Josephine Baker (June 3, 1906 – April 12, 1975) was an American-born French dancer, singer, and actress. She became an international music, style and political icon. Her glamour, irreverence, talent and courage make her a personal hero of mine and the driving inspiration for ZouZouBeauty. Below find 12 fascinating facts about the life of Josephine Baker.
1) Josephine Baker was fluent in English and French.
2) Baker was given nicknames the “Bronze Venus”, the “Black Pearl”, and the “Créole Goddess”.
3) Baker was the first African-American female to star in a major motion picture ‘Zouzou’(1934).
4) She is also noted for her contributions to the Civil Rights Movement in the United States (she was offered the unofficial leadership of the movement by Coretta Scott King in 1968 following Martin Luther King, Jr.’s assassination, but turned it down).
5) She assisted the French Resistance during World War II and received the French military honor the Croix de Guerre.
6) She dropped out of school at the age of 12 and lived as a street child in the slums of St. Louis, sleeping in cardboard shelters and scavenging for food in garbage cans. Her street-corner dancing attracted attention and she was recruited for the St. Louis Chorus vaudeville show at the age of 15. She then headed to New York City during the Harlem Renaissance, performing at the Plantation Club and in the chorus of the groundbreaking and hugely successful Broadway revues Shuffle Along (1921) with Adelaide Hall andThe Chocolate Dandies (1924). Baker was then billed as “the highest-paid chorus girl invaudeville”.
7) In later shows in Paris, she was often accompanied on stage by her pet cheetah, Chiquita, who was adorned with a diamond collar. The cheetah frequently escaped into the orchestra pit, where it terrorized the musicians, adding another element of excitement to the show.

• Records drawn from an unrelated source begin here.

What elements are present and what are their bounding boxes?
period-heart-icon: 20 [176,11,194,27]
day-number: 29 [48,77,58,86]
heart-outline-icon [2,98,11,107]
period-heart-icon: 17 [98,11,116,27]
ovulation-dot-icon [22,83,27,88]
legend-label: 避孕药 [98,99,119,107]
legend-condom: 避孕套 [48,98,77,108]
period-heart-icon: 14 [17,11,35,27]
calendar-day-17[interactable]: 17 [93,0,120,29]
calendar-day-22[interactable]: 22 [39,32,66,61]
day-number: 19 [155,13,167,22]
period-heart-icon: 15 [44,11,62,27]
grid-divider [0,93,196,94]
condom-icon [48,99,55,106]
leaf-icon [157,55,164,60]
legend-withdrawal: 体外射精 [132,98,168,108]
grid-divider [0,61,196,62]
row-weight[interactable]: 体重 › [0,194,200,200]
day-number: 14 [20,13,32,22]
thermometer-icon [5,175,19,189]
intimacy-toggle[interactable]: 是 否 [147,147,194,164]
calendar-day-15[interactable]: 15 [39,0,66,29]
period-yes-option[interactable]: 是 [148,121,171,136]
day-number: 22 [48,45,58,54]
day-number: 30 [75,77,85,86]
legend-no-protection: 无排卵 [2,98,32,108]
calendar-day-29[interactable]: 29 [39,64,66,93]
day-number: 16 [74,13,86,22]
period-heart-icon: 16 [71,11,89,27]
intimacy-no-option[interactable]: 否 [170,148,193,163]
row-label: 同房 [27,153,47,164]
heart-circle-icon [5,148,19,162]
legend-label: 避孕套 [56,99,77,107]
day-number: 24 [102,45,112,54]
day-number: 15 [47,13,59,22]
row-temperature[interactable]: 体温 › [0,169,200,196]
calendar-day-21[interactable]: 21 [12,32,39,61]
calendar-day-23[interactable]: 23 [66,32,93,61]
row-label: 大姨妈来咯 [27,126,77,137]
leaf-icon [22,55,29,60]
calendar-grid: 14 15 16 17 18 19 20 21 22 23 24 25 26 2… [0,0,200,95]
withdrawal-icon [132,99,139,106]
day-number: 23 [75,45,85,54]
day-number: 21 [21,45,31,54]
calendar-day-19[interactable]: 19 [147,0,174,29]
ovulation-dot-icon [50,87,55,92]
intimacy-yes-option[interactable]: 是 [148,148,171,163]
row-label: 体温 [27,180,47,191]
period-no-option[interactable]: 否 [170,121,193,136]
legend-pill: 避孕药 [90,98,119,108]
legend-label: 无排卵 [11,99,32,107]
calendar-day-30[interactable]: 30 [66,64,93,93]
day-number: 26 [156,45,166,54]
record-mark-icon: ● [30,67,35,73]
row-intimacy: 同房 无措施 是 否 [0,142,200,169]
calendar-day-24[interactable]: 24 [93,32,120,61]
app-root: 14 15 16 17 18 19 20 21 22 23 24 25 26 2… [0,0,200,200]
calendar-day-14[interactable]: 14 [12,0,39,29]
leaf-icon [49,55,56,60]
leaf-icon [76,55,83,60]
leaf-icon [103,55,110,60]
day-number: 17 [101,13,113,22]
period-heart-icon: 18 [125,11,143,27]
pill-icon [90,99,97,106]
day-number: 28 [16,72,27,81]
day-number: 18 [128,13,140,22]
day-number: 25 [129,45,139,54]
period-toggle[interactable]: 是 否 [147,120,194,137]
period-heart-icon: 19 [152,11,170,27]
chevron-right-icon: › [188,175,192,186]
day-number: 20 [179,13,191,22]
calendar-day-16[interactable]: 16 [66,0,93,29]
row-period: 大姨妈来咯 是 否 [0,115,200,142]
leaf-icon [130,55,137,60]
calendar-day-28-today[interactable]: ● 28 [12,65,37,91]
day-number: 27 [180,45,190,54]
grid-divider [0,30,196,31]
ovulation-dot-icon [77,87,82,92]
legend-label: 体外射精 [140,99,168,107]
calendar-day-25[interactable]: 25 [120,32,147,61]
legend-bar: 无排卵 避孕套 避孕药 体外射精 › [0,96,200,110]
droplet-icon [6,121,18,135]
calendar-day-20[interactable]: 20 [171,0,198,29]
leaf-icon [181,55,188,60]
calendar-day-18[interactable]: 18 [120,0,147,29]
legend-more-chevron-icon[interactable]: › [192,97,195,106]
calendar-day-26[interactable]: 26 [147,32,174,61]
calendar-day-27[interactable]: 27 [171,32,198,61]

8) After a short while she was the most successful American entertainer working in France. Ernest Hemingway called her “the most sensational woman anyone ever saw.”
9) She was a muse for contemporary authors, painters, designers and sculptors, including Langston Hughes, Ernest Hemingway, F. Scott Fitzgerald, Pablo Picasso, and Christian Dior.
10) Her affection for France was so great that when World War II broke out, she volunteered to spy for her adopted country. Her agent’s brother approached her about working for the French government as an “honorable correspondent”; if she happened to hear any gossip at parties that might be of use to her adopted country, she could report it. Her café-society fame enabled her to rub shoulders with those in the know, from high-ranking Japanese officials to Italian bureaucrats, and to report back what she heard. She attended parties at the Italian embassy without any suspicion falling on her and gathered information.
11) She protested in her own way against racism, adopting 12 multi-ethnic orphans, whom she called the “Rainbow Tribe”.
12) Place Joséphine Baker in the Montparnasse Quarter of Paris was named in her honor. She has also been inducted into the St. Louis Walk of Fame, and on March 29, 1995, into the Hall of Famous Missourians. Her name has also been incorporated at Paris Plage, a man-made beach along the river Seine “Piscine Joséphine Baker”.